“Nature does not hurry, yet everything is accomplished.” That Lao Tzu quote pairs with the lesson I covered in this week’s Motivation Monday: You can’t rush past the patience required to learn a new skill in archery.
Another saying follows it: The teacher will appear when the student is ready. I bring it up with my students all the time.

I’m holding our 2 Smooth Hinge Release right now. This is the exact tool I used to drive that lesson home with one of them.
The Hinge Release Lesson
This guy kept trying new gear and new techniques every time we worked together. As his coach, I was loading him up with new ideas before the earlier ones had taken root.
So I brought up the saying and laid it out for him. I told him when you’ve shot this one release 10,000 times without changing it, then I’ll coach you again. Until then, I’m not giving you more to work on, because none of what I’ve already taught you is sticking.
The Askhole Problem
I have students I call “askholes”: they ask all the time and never apply the answers. That gets frustrating fast.

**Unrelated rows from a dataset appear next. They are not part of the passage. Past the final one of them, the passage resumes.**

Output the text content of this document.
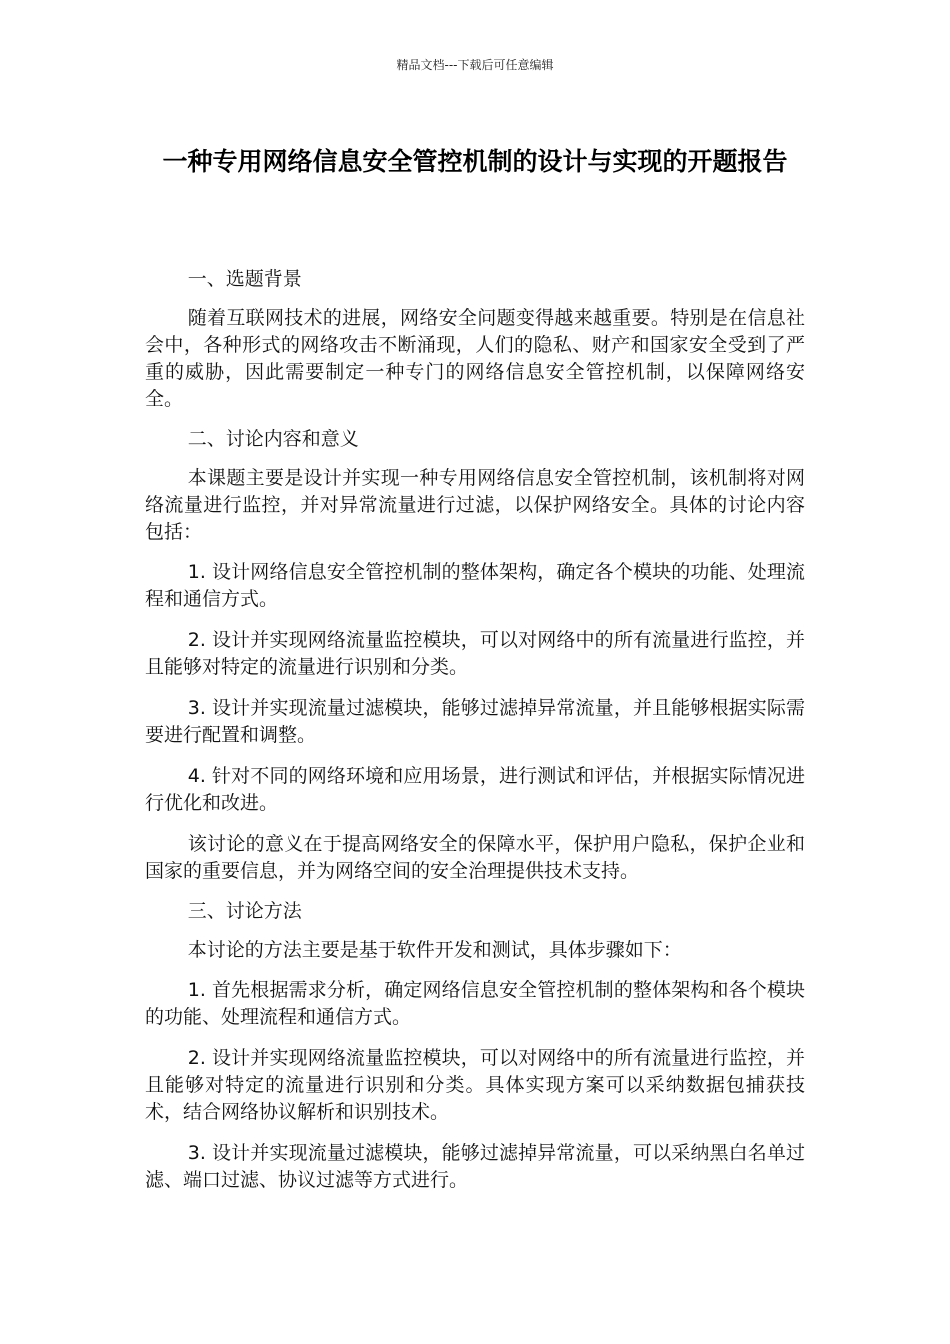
精品文档---下载后可任意编辑
一种专用网络信息安全管控机制的设计与实现的开题报告

一、选题背景

随着互联网技术的进展，网络安全问题变得越来越重要。特别是在信息社会中，各种形式的网络攻击不断涌现，人们的隐私、财产和国家安全受到了严重的威胁，因此需要制定一种专门的网络信息安全管控机制，以保障网络安全。

二、讨论内容和意义

本课题主要是设计并实现一种专用网络信息安全管控机制，该机制将对网络流量进行监控，并对异常流量进行过滤，以保护网络安全。具体的讨论内容包括：

1. 设计网络信息安全管控机制的整体架构，确定各个模块的功能、处理流程和通信方式。

2. 设计并实现网络流量监控模块，可以对网络中的所有流量进行监控，并且能够对特定的流量进行识别和分类。

3. 设计并实现流量过滤模块，能够过滤掉异常流量，并且能够根据实际需要进行配置和调整。

4. 针对不同的网络环境和应用场景，进行测试和评估，并根据实际情况进行优化和改进。

该讨论的意义在于提高网络安全的保障水平，保护用户隐私，保护企业和国家的重要信息，并为网络空间的安全治理提供技术支持。

三、讨论方法

本讨论的方法主要是基于软件开发和测试，具体步骤如下：

1. 首先根据需求分析，确定网络信息安全管控机制的整体架构和各个模块的功能、处理流程和通信方式。

2. 设计并实现网络流量监控模块，可以对网络中的所有流量进行监控，并且能够对特定的流量进行识别和分类。具体实现方案可以采纳数据包捕获技术，结合网络协议解析和识别技术。

3. 设计并实现流量过滤模块，能够过滤掉异常流量，可以采纳黑白名单过滤、端口过滤、协议过滤等方式进行。
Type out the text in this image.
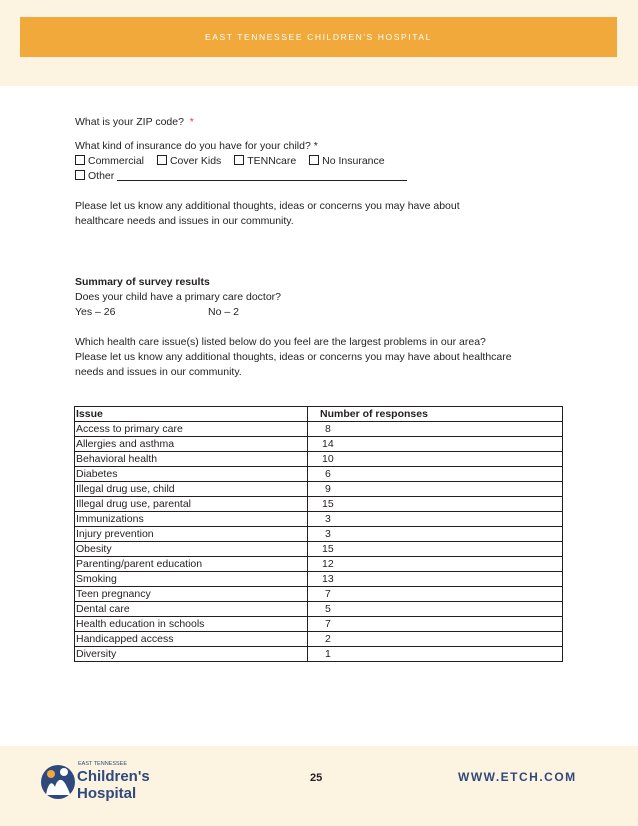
EAST TENNESSEE CHILDREN'S HOSPITAL

What is your ZIP code? *

What kind of insurance do you have for your child? *

Commercial Cover Kids TENNcare No Insurance

Other

Please let us know any additional thoughts, ideas or concerns you may have about

healthcare needs and issues in our community.

Summary of survey results

Does your child have a primary care doctor?

Yes – 26	No – 2

Which health care issue(s) listed below do you feel are the largest problems in our area?

Please let us know any additional thoughts, ideas or concerns you may have about healthcare

needs and issues in our community.

Issue	Number of responses
Access to primary care	8
Allergies and asthma	14
Behavioral health	10
Diabetes	6
Illegal drug use, child	9
Illegal drug use, parental	15
Immunizations	3
Injury prevention	3
Obesity	15
Parenting/parent education	12
Smoking	13
Teen pregnancy	7
Dental care	5
Health education in schools	7
Handicapped access	2
Diversity	1
EAST TENNESSEE
Children's
Hospital
25	WWW.ETCH.COM
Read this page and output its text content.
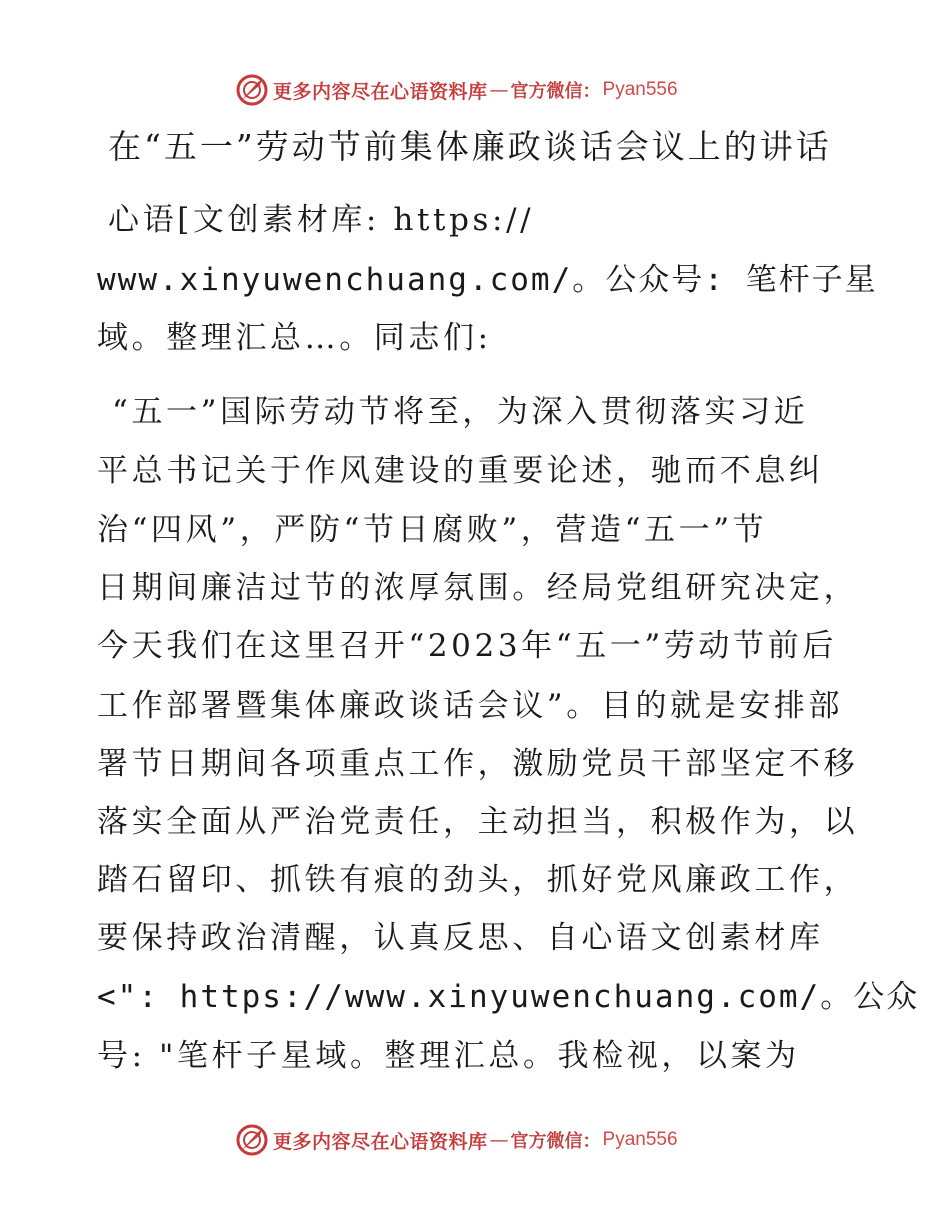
更多内容尽在心语资料库 — 官方微信： Pyan556
在“五一”劳动节前集体廉政谈话会议上的讲话
心语[文创素材库: https://
www.xinyuwenchuang.com/。公众号: 笔杆子星
域。整理汇总…。同志们:
“五一”国际劳动节将至，为深入贯彻落实习近
平总书记关于作风建设的重要论述，驰而不息纠
治“四风”，严防“节日腐败”，营造“五一”节
日期间廉洁过节的浓厚氛围。经局党组研究决定，
今天我们在这里召开“2023年“五一”劳动节前后
工作部署暨集体廉政谈话会议”。目的就是安排部
署节日期间各项重点工作，激励党员干部坚定不移
落实全面从严治党责任，主动担当，积极作为，以
踏石留印、抓铁有痕的劲头，抓好党风廉政工作，
要保持政治清醒，认真反思、自心语文创素材库
<": https://www.xinyuwenchuang.com/。公众
号: "笔杆子星域。整理汇总。我检视，以案为
更多内容尽在心语资料库 — 官方微信： Pyan556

If you’re not putting what you already know to the test and locking it in, your subconscious can’t run those parts of the shot for you. Piling more on top from me doesn’t help.
I can tell you a thousand ways to be a better archer. But if you’re not solidifying the basics and the principles that matter most based on where you are on your archery timeline, the results you want won’t show up.
Selective Cycling
When you’ve identified the part of your shot that needs the most attention, you stay on it until it’s locked in before moving on to the next layer. I call this selective cycling.
This year, I’ve been working on my front shoulder more than I have in years. That one weakness keeps giving me problems, so I can’t justify jumping ahead to other parts of my form.
Forcing my way through the timeline instead of staying patient with what matters most right now would only set me back. You have to exercise patience with the part of your form holding you back the most right now.
Don’t try to do five things half-assed. Try to do one thing right.
Then solidify it. Let it take root, let it become second nature, let your subconscious take over, and let your strength catch up to the new technique.
On Draw Weight
A compound bow puts us under load. When you pull the bow back to full draw, you’re fighting it as it tries to collapse on you. Stability matters, and you build stability by training the muscles that hold you there.
Jump too far ahead on poundage, and you undercut the building blocks you need for repetition. Pull more weight than you can hold cleanly, and the basics of your form give way.
Repetition Is the Whole Job
An archer’s job is to learn to put one arrow in the middle, then repeat that same shot until it lands in the middle again and again and again.
That’s the work. Rush past what hasn’t been established, and you’ll end up frustrated.
Go back to what you know you need to work on the most, and solidify it. When the student is ready, the teacher will appear.